Insbesondere bei der Prävention orofacialer Dysfunktionen, aber auch bei bereits
vorhandenen Funktionsstörungen (z. B. OMH, Habits etc.) sowie bei der Sprach- und
Lautbildung ist eine aktive Kooperation beider Disziplinen häufig wünschenswert. Die
Kooperation sollte sich nicht nur auf das gegenseitige Überweisen beschränken,
sondern zum Wohle der PatientInnen in Form einer interaktiven Zusammenarbeit
stattfinden. PatientInnen mit Funktionsstörungen sollten (neben einer HNO-ärztlichen
Kontrolle) stets vor Beginn einer kieferorthopädischen Therapie logopädisch
begutachtet werden. Feedback und Tipps seitens der Logopädie im Hinblick auf
konstruktionstechnische Details einer kieferorthopädischen Apparatur machen häufig
Sinn, damit beide Disziplinen „an einem Strang ziehen“, aber auch damit die zeitliche
Belastung für die PatientInnen überschaubar bleibt. Ob und wann während bzw.

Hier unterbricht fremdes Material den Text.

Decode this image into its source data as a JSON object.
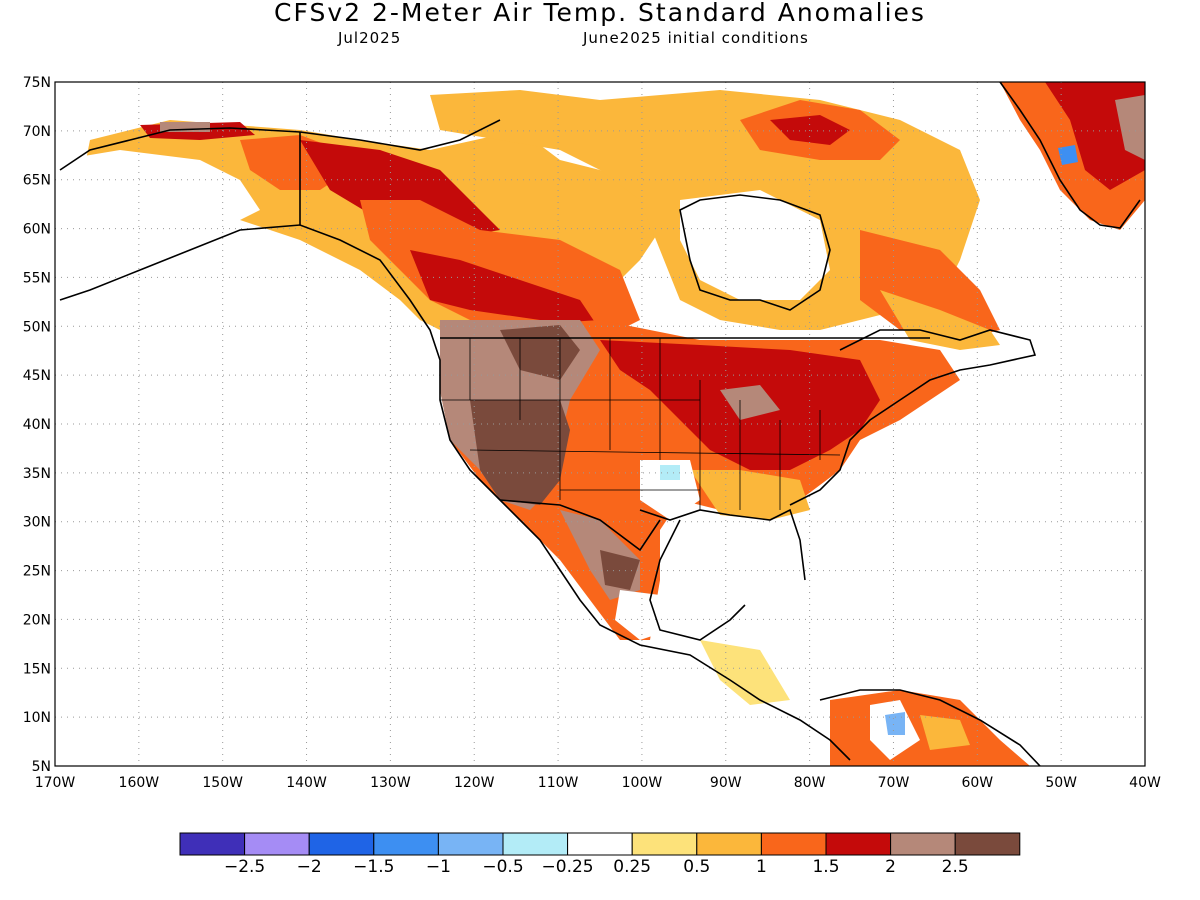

nach einer kieferorthopädischen Therapie zusätzlich auch logopädisches Eingreifen
notwendig ist, sollte individuell in ständigem Austausch zwischen den beiden
Fachdisziplinen gemeinsam festgelegt werden.

Welches theoretische Wissen haben die SeminarteilnehmerInnen nach Abschluss des
Vortrages erworben:
Die SeminarteilnehmerInnen werden erfahren, welche orofacialen Dysfunktionen es
gibt und ob bzw. welchen Einfluss diese auf Zahn- und Kieferfehlstellung haben
können. Zudem erfahren sie, auf welche Art eine sinnvolle Zusammenarbeit zwischen
den beiden Fachdisziplinen Kieferorthopädie und Logopädie ablaufen sollte.
     
Welche praktischen Anwendungen können die SeminarteilnehmerInnen nach
Abschluss des Vortrages durchführen:
Erkennen von orofacialen Dysfunktionen resp. Funktionsstörungen.
Konstruktionsdetails (funktions)kieferorthopädischer Apparaturen im Hinblick auf
Lippen- und Zungenfunktion. Wie sieht aus logopädischer Sicht die ideale
funktionskieferorthopädische Apparatur aus, was geht gar nicht.